1.4-edit-dns-resolution

1.4-disable-dns-resolution

[ec2-user@ip-10-0-0-229 ~]$ host ip-10-0-1-2 169.254.169.253
;; connection timed out; no servers could be reached
[ec2-user@ip-10-0-0-229 ~]$ host ip-10-0-1-2 10.0.0.2
;; connection timed out; no servers could be reached
[ec2-user@ip-10-0-0-229 ~]$ curl http://169.254.169.254/latest/meta-data/public-hostname

With DNS resolution disabled, there is no AWS DNS server anymore, nor do we have a public hostname.

Integration with Route 53

For the next section, make sure DNS hostnames and DNS resolution are enabled for your VPC.

1.4-vpc-details

Now resolve sentia.com from an EC2 instance:

[ec2-user@ip-10-0-0-229 ~]$ host sentia.com
sentia.com has address 52.233.128.61

The result is a public address. But a common scenario would require an EC2 instance to resolve the target’s private address, for example if you want to route traffic over VPN.

In this example, when a customer wants to visit sentia.com, the hostname for sentia.com should resolve to the public address. But when an internal system needs to connect to sentia.com, the hostname should resolve to its private address (eg. 10.2.3.4).

As we’ve seen before, the AWS DNS server already does something like this for EC2 hostnames:

[ec2-user@ip-10-0-0-229 ~]$ host ec2-34-246-168-74.eu-west-1.compute.amazonaws.com
ec2-34-246-168-74.eu-west-1.compute.amazonaws.com has address 10.0.0.128
[ec2-user@ip-10-0-0-229 ~]$ host ec2-34-246-168-88.eu-west-1.compute.amazonaws.com
ec2-34-246-168-88.eu-west-1.compute.amazonaws.com has address 34.246.168.88

With Route 53 Private Zones we can achieve the same result for every domain.
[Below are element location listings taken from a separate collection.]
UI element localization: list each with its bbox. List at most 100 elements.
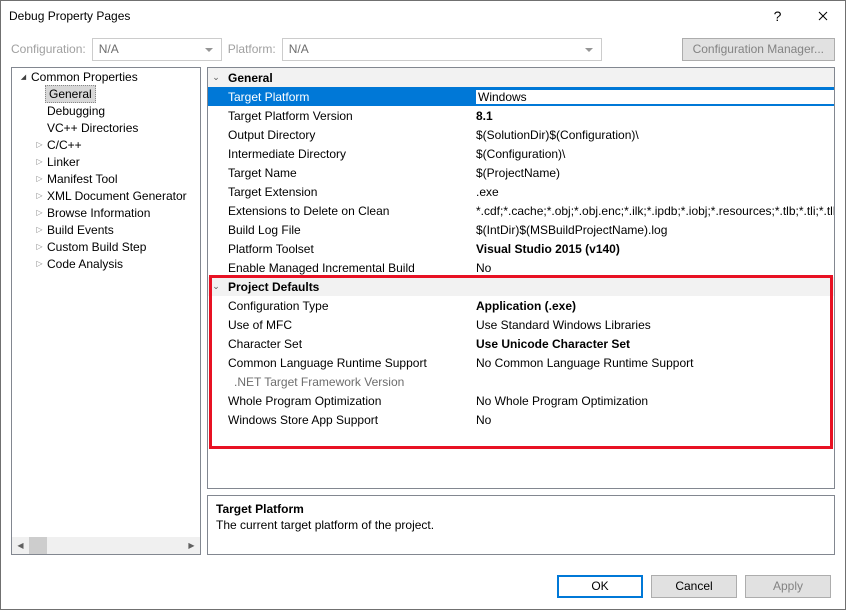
help-button[interactable]: ? (755, 1, 800, 31)
property-value[interactable]: $(SolutionDir)$(Configuration)\ (476, 128, 834, 142)
tree-item[interactable]: Build Events (12, 221, 200, 238)
property-name: Windows Store App Support (224, 413, 476, 427)
horizontal-scrollbar[interactable]: ◀ ▶ (12, 537, 200, 554)
property-value[interactable]: *.cdf;*.cache;*.obj;*.obj.enc;*.ilk;*.ip… (476, 204, 834, 218)
tree-item-label: Code Analysis (45, 257, 123, 271)
property-value[interactable]: 8.1 (476, 109, 834, 123)
tree-item[interactable]: Browse Information (12, 204, 200, 221)
grid-row[interactable]: Output Directory$(SolutionDir)$(Configur… (208, 125, 834, 144)
tree-item[interactable]: General (12, 85, 200, 102)
description-pane: Target Platform The current target platf… (207, 495, 835, 555)
property-name: Common Language Runtime Support (224, 356, 476, 370)
property-name: Intermediate Directory (224, 147, 476, 161)
property-name: Target Platform Version (224, 109, 476, 123)
property-grid[interactable]: ⌄GeneralTarget PlatformWindowsTarget Pla… (207, 67, 835, 489)
property-value[interactable]: $(Configuration)\ (476, 147, 834, 161)
tree-item[interactable]: C/C++ (12, 136, 200, 153)
platform-label: Platform: (228, 42, 276, 56)
grid-row[interactable]: Character SetUse Unicode Character Set (208, 334, 834, 353)
grid-row[interactable]: Target Name$(ProjectName) (208, 163, 834, 182)
expand-icon[interactable] (34, 140, 45, 149)
grid-row[interactable]: Platform ToolsetVisual Studio 2015 (v140… (208, 239, 834, 258)
platform-combo[interactable]: N/A (282, 38, 602, 61)
property-value[interactable]: $(ProjectName) (476, 166, 834, 180)
description-text: The current target platform of the proje… (216, 518, 826, 532)
property-name: Enable Managed Incremental Build (224, 261, 476, 275)
scroll-right-button[interactable]: ▶ (183, 537, 200, 554)
tree-item-label: General (45, 85, 96, 103)
apply-button[interactable]: Apply (745, 575, 831, 598)
property-value[interactable]: No (476, 261, 834, 275)
grid-row[interactable]: Configuration TypeApplication (.exe) (208, 296, 834, 315)
property-name: .NET Target Framework Version (224, 375, 476, 389)
title-bar: Debug Property Pages ? (1, 1, 845, 31)
grid-row[interactable]: Windows Store App SupportNo (208, 410, 834, 429)
grid-row[interactable]: Use of MFCUse Standard Windows Libraries (208, 315, 834, 334)
category-tree[interactable]: Common Properties GeneralDebugging VC++ D… (11, 67, 201, 555)
grid-row[interactable]: Target Platform Version8.1 (208, 106, 834, 125)
scroll-thumb[interactable] (29, 537, 47, 554)
property-value[interactable]: Windows (476, 90, 834, 104)
expand-icon[interactable] (34, 157, 45, 166)
expand-icon[interactable] (34, 208, 45, 217)
collapse-icon[interactable]: ⌄ (208, 72, 224, 83)
grid-row[interactable]: .NET Target Framework Version (208, 372, 834, 391)
grid-row[interactable]: Target PlatformWindows (208, 87, 834, 106)
collapse-icon[interactable]: ⌄ (208, 281, 224, 292)
tree-item-label: Debugging (45, 104, 105, 118)
grid-row[interactable]: Target Extension.exe (208, 182, 834, 201)
property-name: Platform Toolset (224, 242, 476, 256)
property-value[interactable]: Visual Studio 2015 (v140) (476, 242, 834, 256)
tree-item[interactable]: XML Document Generator (12, 187, 200, 204)
expand-icon[interactable] (34, 259, 45, 268)
property-name: Use of MFC (224, 318, 476, 332)
tree-item[interactable]: Code Analysis (12, 255, 200, 272)
grid-category[interactable]: ⌄Project Defaults (208, 277, 834, 296)
property-name: Target Name (224, 166, 476, 180)
expand-icon[interactable] (34, 174, 45, 183)
expand-icon[interactable] (34, 242, 45, 251)
property-name: Character Set (224, 337, 476, 351)
tree-item-label: XML Document Generator (45, 189, 187, 203)
grid-row[interactable]: Whole Program OptimizationNo Whole Progr… (208, 391, 834, 410)
description-title: Target Platform (216, 502, 826, 516)
property-name: Configuration Type (224, 299, 476, 313)
config-toolbar: Configuration: N/A Platform: N/A Configu… (1, 31, 845, 67)
property-name: Build Log File (224, 223, 476, 237)
tree-item-label: Manifest Tool (45, 172, 117, 186)
window-title: Debug Property Pages (9, 9, 755, 23)
property-name: Output Directory (224, 128, 476, 142)
grid-row[interactable]: Extensions to Delete on Clean*.cdf;*.cac… (208, 201, 834, 220)
tree-item[interactable]: VC++ Directories (12, 119, 200, 136)
tree-item[interactable]: Linker (12, 153, 200, 170)
property-value[interactable]: Application (.exe) (476, 299, 834, 313)
ok-button[interactable]: OK (557, 575, 643, 598)
grid-row[interactable]: Build Log File$(IntDir)$(MSBuildProjectN… (208, 220, 834, 239)
property-value[interactable]: No (476, 413, 834, 427)
property-value[interactable]: No Common Language Runtime Support (476, 356, 834, 370)
property-value[interactable]: No Whole Program Optimization (476, 394, 834, 408)
scroll-left-button[interactable]: ◀ (12, 537, 29, 554)
property-value[interactable]: $(IntDir)$(MSBuildProjectName).log (476, 223, 834, 237)
grid-row[interactable]: Intermediate Directory$(Configuration)\ (208, 144, 834, 163)
tree-item[interactable]: Custom Build Step (12, 238, 200, 255)
config-manager-button[interactable]: Configuration Manager... (682, 38, 835, 61)
property-value[interactable]: Use Standard Windows Libraries (476, 318, 834, 332)
expand-icon[interactable] (34, 225, 45, 234)
grid-row[interactable]: Enable Managed Incremental BuildNo (208, 258, 834, 277)
cancel-button[interactable]: Cancel (651, 575, 737, 598)
grid-category[interactable]: ⌄General (208, 68, 834, 87)
property-name: Extensions to Delete on Clean (224, 204, 476, 218)
property-value[interactable]: .exe (476, 185, 834, 199)
tree-item-label: VC++ Directories (45, 121, 138, 135)
config-combo[interactable]: N/A (92, 38, 222, 61)
tree-root[interactable]: Common Properties (12, 68, 200, 85)
tree-item[interactable]: Manifest Tool (12, 170, 200, 187)
grid-row[interactable]: Common Language Runtime SupportNo Common… (208, 353, 834, 372)
expand-icon[interactable] (34, 191, 45, 200)
property-value[interactable]: Use Unicode Character Set (476, 337, 834, 351)
property-name: Whole Program Optimization (224, 394, 476, 408)
close-button[interactable] (800, 1, 845, 31)
tree-item[interactable]: Debugging (12, 102, 200, 119)
expand-icon[interactable] (18, 73, 29, 81)
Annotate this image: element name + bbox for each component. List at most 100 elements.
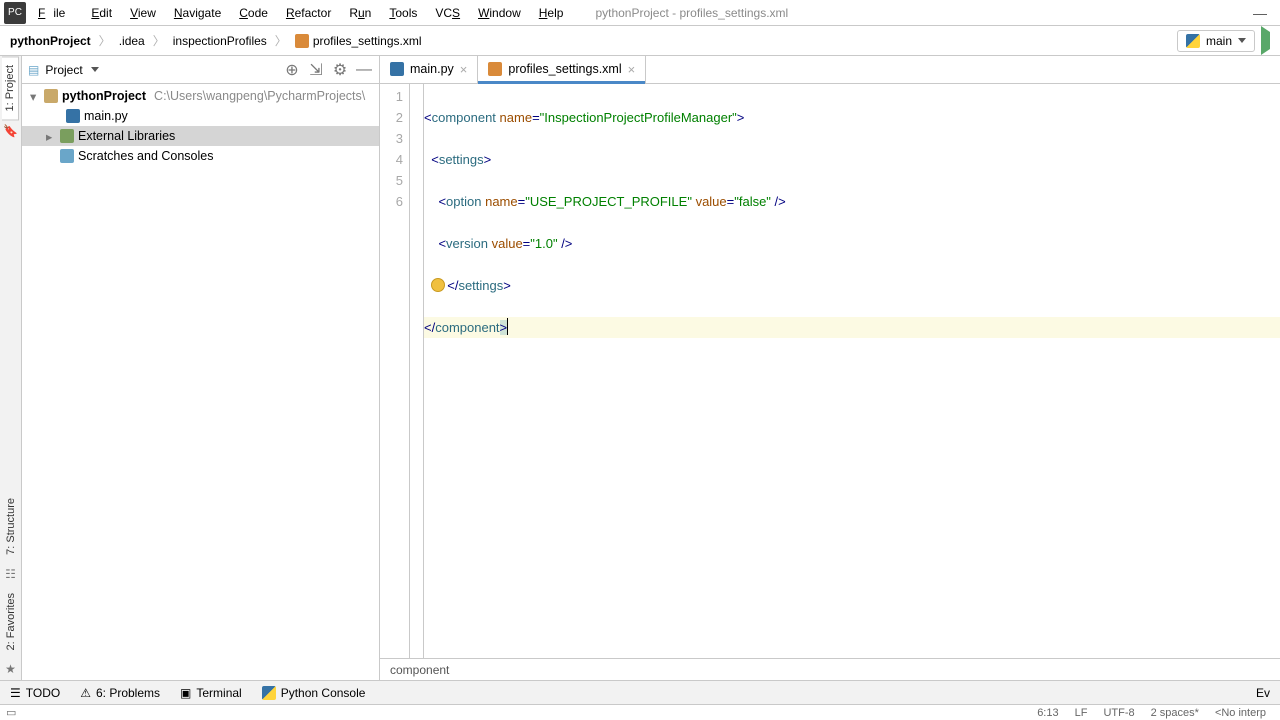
tab-profiles-settings-label: profiles_settings.xml: [508, 62, 621, 76]
title-file: profiles_settings.xml: [680, 6, 789, 20]
run-configuration-label: main: [1206, 34, 1232, 48]
crumb-idea-label: .idea: [119, 34, 145, 48]
bookmark-icon[interactable]: 🔖: [3, 120, 18, 142]
python-icon: [262, 686, 276, 700]
tree-scratches[interactable]: ▸ Scratches and Consoles: [22, 146, 379, 166]
code-line: </settings>: [424, 275, 1280, 296]
status-left-icon[interactable]: ▭: [6, 706, 16, 719]
tab-main[interactable]: main.py ×: [380, 55, 478, 83]
locate-icon[interactable]: ⊕: [283, 61, 301, 79]
crumb-inspection-label: inspectionProfiles: [173, 34, 267, 48]
menu-navigate[interactable]: Navigate: [166, 3, 229, 23]
tree-file-main[interactable]: main.py: [22, 106, 379, 126]
status-position[interactable]: 6:13: [1029, 707, 1066, 719]
menu-file-rest: ile: [45, 3, 73, 23]
python-console-button[interactable]: Python Console: [252, 681, 376, 704]
status-indent[interactable]: 2 spaces*: [1143, 707, 1207, 719]
todo-button[interactable]: ☰ TODO: [0, 681, 70, 704]
tree-root[interactable]: ▾ pythonProject C:\Users\wangpeng\Pychar…: [22, 86, 379, 106]
crumb-file[interactable]: profiles_settings.xml: [289, 32, 428, 50]
crumb-project[interactable]: pythonProject: [4, 32, 97, 50]
run-button[interactable]: [1261, 32, 1270, 50]
tab-profiles-settings[interactable]: profiles_settings.xml ×: [478, 55, 646, 83]
status-line-separator[interactable]: LF: [1067, 707, 1096, 719]
folder-icon: [44, 89, 58, 103]
minimize-button[interactable]: —: [1240, 0, 1280, 26]
line-number: 5: [380, 170, 403, 191]
project-tool-title[interactable]: ▤ Project: [28, 63, 99, 77]
rail-structure-tab[interactable]: 7: Structure: [3, 490, 19, 563]
run-configuration-selector[interactable]: main: [1177, 30, 1255, 52]
python-icon: [1186, 34, 1200, 48]
app-icon: PC: [4, 2, 26, 24]
line-number: 4: [380, 149, 403, 170]
twisty-icon[interactable]: ▾: [30, 89, 40, 104]
gear-icon[interactable]: ⚙: [331, 61, 349, 79]
caret: [507, 318, 508, 335]
editor-breadcrumb[interactable]: component: [380, 658, 1280, 680]
chevron-down-icon: [1238, 38, 1246, 43]
python-file-icon: [66, 109, 80, 123]
lightbulb-icon[interactable]: [431, 278, 445, 292]
star-icon[interactable]: ★: [5, 658, 16, 680]
problems-label: 6: Problems: [96, 686, 160, 700]
tree-scratches-label: Scratches and Consoles: [78, 149, 214, 163]
code-editor[interactable]: <component name="InspectionProjectProfil…: [424, 84, 1280, 658]
navigation-bar: pythonProject 〉 .idea 〉 inspectionProfil…: [0, 26, 1280, 56]
fold-strip[interactable]: [410, 84, 424, 658]
terminal-icon: ▣: [180, 686, 191, 700]
todo-label: TODO: [26, 686, 60, 700]
status-interpreter[interactable]: <No interp: [1207, 707, 1274, 719]
tree-file-main-label: main.py: [84, 109, 128, 123]
toolbar-right: main: [1177, 30, 1276, 52]
project-tool-window: ▤ Project ⊕ ⇲ ⚙ — ▾ pythonProject C:\Use…: [22, 56, 380, 680]
crumb-idea[interactable]: .idea: [113, 32, 151, 50]
chevron-down-icon: [91, 67, 99, 72]
bottom-toolbar: ☰ TODO ⚠ 6: Problems ▣ Terminal Python Cons…: [0, 680, 1280, 704]
title-sep: -: [669, 6, 680, 20]
line-number: 1: [380, 86, 403, 107]
close-icon[interactable]: ×: [460, 62, 468, 77]
menu-window[interactable]: Window: [470, 3, 529, 23]
line-number: 2: [380, 107, 403, 128]
expand-all-icon[interactable]: ⇲: [307, 61, 325, 79]
todo-icon: ☰: [10, 686, 21, 700]
twisty-icon[interactable]: ▸: [46, 129, 56, 144]
terminal-button[interactable]: ▣ Terminal: [170, 681, 252, 704]
menu-refactor[interactable]: Refactor: [278, 3, 339, 23]
structure-icon[interactable]: ☷: [5, 563, 16, 585]
menu-vcs[interactable]: VCS: [427, 3, 468, 23]
play-icon: [1261, 26, 1270, 55]
code-line: <version value="1.0" />: [424, 233, 1280, 254]
menu-file[interactable]: File: [30, 3, 81, 23]
event-log-button[interactable]: Ev: [1241, 681, 1280, 704]
line-number: 3: [380, 128, 403, 149]
menu-tools[interactable]: Tools: [381, 3, 425, 23]
menu-run[interactable]: Run: [341, 3, 379, 23]
crumb-sep-icon: 〉: [153, 32, 165, 49]
project-tool-header: ▤ Project ⊕ ⇲ ⚙ —: [22, 56, 379, 84]
main-area: 1: Project 🔖 7: Structure ☷ 2: Favorites…: [0, 56, 1280, 680]
tree-external-libraries[interactable]: ▸ External Libraries: [22, 126, 379, 146]
crumb-inspection[interactable]: inspectionProfiles: [167, 32, 273, 50]
menu-view[interactable]: View: [122, 3, 164, 23]
problems-button[interactable]: ⚠ 6: Problems: [70, 681, 170, 704]
editor-tabs: main.py × profiles_settings.xml ×: [380, 56, 1280, 84]
left-tool-rail: 1: Project 🔖 7: Structure ☷ 2: Favorites…: [0, 56, 22, 680]
status-encoding[interactable]: UTF-8: [1095, 707, 1142, 719]
editor-breadcrumb-label: component: [390, 663, 449, 677]
code-line-current: </component>: [424, 317, 1280, 338]
line-number-gutter: 1 2 3 4 5 6: [380, 84, 410, 658]
code-line: <component name="InspectionProjectProfil…: [424, 107, 1280, 128]
menu-help[interactable]: Help: [531, 3, 572, 23]
hide-icon[interactable]: —: [355, 61, 373, 79]
titlebar: PC File Edit View Navigate Code Refactor…: [0, 0, 1280, 26]
menu-code[interactable]: Code: [231, 3, 276, 23]
close-icon[interactable]: ×: [628, 62, 636, 77]
warning-icon: ⚠: [80, 686, 91, 700]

Let’s build that now.

Navigate to the AWS Route 53 console and click the “Create Hosted Zone” button.

1.4-create-hosted-zone

In the next screen, fill in your domain name, select the Private Hosted Zone type and select your VPC. The screen will remind / warn you that DNS hostnames and DNS resolution need to be enabled for your VPC.

1.4-create-hosted-zone-2

If you would select “Public Hosted Zone”, the domain would be publicly resolvable. By setting it to “Private Hosted Zone” we will assure that it will only be used within the VPC.

Click Create. Then click the Create Record Set button. Fill in the following details:

1.4-create-record-set

Click the “Create” button at the bottom of the page, and our private hosted zone is complete.

Navigate back to the SSH session to your EC2 instance and run host sentia.com:

[ec2-user@ip-10-0-0-128 ~]$ host sentia.com
sentia.com has address 10.2.3.4

Hurrah!

Conclusion

In this exercise we’ve seen how AWS assigns public and private hostnames to resources in a VPC if DNS hostnames and DNS resolution are enabled.

If DNS resolution is enabled, the AWS-managed DNS server is available at your subnet’s base address + 2 and 169.254.169.253.

If both DNS hostnames and DNS resolution are enabled, AWS supports overriding public DNS records with private DNS.

In a future exercise we will replace the AWS-managed DNS server with one of our own.